I’m prompted to witter thus after reading about a charity being swamped by a donation of 3,000 suits from the Royal Bank of Scotland, which maintains it didn’t take them from defaulting customers.

The Grassroots Clothing project provides men with smart clothes for job interviews, and it was this that got me thinking, if that’s not too strong a word. Why do we need a suit for an interview or, indeed, a job?

These days, one wouldn’t know what to wear to an interview. You turn up in your Sunday best and find the chief executive sitting there in a Hawaiian shirt and backward baseball cap.

Well, maybe not. A suit’s probably still a safe bet. The real question is: a tie or not a tie? My strategy is to wear a tie but cover it with a football scarf draped down my chest. If the interviewer isn’t wearing a tie, then I sneak my hand up under the scarf and remove mine. This can take four or five minutes, and once resulted in my choking temporarily. Operational note: no success at interviews for 21 years.

The suit is one thing, rather nondescript in itself, but add a tie (and preferably a shirt), and the roads to power open up before you. Service in shops and restaurants markedly improves. It’s odd.

I never wear a suit outwith interviews as I’d feel a fraud, a failure masquerading as a success, a pauper pretending at means. I used to wear suits often, particularly when attending Parliament (Holyrood and doon yonder) which, oddly enough, made me feel even more of a fraud.

The suit still seems appropriate for power, even though the term “suits” is used in derision, usually by other people in suits. On islands, a suit marks someone out as a cooncil employee or a local solicitor. Most islanders manfully restrain an urge to throw the wearer in the sea.

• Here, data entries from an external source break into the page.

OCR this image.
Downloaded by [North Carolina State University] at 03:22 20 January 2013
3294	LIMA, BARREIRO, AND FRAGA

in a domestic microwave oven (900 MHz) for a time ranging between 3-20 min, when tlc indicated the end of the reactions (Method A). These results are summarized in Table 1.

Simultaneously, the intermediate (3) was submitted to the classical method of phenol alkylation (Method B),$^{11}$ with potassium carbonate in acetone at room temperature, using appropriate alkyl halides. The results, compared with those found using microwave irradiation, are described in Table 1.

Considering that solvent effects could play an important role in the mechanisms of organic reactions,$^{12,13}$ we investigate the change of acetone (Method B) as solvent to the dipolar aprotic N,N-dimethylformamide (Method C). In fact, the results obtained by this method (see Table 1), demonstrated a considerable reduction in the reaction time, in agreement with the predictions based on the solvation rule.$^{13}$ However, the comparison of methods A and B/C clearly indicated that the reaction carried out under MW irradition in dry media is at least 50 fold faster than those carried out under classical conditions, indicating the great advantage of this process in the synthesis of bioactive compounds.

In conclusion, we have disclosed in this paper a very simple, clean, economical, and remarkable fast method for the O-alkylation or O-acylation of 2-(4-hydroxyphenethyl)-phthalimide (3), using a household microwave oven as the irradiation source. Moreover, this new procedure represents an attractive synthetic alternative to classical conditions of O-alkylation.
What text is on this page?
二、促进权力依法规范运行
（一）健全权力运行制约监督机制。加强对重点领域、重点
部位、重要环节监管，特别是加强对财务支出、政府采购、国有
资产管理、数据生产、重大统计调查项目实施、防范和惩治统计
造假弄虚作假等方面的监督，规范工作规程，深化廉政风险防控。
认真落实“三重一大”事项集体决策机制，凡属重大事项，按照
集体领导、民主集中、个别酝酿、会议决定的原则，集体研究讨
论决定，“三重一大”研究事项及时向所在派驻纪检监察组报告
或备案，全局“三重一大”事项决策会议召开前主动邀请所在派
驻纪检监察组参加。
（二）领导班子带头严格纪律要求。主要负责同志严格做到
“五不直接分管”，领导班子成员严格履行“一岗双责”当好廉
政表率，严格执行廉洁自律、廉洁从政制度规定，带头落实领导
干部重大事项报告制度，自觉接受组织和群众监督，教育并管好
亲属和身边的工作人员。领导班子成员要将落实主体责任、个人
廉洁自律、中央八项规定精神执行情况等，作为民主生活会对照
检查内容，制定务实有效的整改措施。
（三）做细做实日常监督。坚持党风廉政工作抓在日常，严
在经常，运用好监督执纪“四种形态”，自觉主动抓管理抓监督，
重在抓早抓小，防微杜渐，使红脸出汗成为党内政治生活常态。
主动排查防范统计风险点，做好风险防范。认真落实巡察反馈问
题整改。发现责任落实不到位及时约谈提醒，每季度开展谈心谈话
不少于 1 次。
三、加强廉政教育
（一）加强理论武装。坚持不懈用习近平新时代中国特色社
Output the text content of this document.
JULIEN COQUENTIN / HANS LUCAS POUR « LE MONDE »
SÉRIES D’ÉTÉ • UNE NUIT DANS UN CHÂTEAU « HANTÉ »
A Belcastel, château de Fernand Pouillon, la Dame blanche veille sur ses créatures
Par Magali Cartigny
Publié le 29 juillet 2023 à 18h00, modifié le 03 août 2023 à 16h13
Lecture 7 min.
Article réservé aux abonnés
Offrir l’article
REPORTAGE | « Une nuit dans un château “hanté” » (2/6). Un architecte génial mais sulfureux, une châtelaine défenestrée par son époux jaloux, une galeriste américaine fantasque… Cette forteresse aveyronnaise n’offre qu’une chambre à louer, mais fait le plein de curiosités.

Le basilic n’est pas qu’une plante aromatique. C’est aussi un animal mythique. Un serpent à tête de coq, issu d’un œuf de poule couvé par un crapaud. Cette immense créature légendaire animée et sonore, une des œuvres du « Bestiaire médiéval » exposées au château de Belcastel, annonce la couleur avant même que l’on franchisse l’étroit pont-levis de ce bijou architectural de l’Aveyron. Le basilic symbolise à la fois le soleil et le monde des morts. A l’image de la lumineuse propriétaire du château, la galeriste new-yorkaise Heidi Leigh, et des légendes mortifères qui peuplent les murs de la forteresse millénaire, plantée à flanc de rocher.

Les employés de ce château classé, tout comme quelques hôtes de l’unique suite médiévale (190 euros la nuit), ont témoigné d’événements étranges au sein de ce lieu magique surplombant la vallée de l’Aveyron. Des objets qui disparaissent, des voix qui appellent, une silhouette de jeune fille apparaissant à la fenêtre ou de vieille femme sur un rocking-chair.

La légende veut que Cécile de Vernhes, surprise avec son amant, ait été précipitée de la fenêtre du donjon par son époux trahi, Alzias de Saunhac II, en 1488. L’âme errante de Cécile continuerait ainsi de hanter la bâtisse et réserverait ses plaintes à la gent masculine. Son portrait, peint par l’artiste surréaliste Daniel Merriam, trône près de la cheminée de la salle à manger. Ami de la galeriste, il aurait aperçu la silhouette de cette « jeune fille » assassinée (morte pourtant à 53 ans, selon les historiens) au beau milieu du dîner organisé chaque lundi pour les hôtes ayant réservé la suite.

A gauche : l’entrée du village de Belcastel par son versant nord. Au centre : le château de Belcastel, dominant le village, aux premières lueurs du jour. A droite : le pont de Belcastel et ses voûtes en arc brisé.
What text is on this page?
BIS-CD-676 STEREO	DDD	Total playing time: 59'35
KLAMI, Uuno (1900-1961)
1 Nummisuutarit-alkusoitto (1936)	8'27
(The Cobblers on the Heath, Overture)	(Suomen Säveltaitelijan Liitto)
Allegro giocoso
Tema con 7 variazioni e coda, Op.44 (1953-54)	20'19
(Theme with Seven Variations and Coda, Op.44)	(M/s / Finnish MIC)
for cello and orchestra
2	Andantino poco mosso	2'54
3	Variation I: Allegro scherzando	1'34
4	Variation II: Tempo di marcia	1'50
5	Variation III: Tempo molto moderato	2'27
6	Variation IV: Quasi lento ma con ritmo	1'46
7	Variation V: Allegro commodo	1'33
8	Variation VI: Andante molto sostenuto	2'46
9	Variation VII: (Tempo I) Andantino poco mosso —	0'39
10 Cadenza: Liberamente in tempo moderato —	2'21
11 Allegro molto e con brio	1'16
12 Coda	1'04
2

Women in our most immoral professions – politics and the law – wear suits (jaickit and skirt) and it brings out the worst in them. And by “worst” I mean “male”.

The ancient Roman equivalent of the suit was the toga, which must have been murder to iron. Most citizens hated them, as they were difficult to wear properly. But when in Rome and all that.

Togas did have an egalitarian effect but, of course, the dopes at the top had to have better quality and shelled out more denarii for refinements noticed by no one (like today’s expensive watches). I fail to see how Rome could be seen as the height of civilisation when it lacked a Matalan.

It’s surprising how little variation there is in today’s suits. Peculiar lapels rarely last as fashion, and don’t get me started on vents. I don’t like them at all, particularly the double ones which flap against the buttocks.

However, I dare say that, when jamming your sweating posterior into the hot seat at a job interview, you’ve more on your mind than vents. Word of advice: if you get one of these RBS suits, check the pockets for money. They’re always losing the stuff.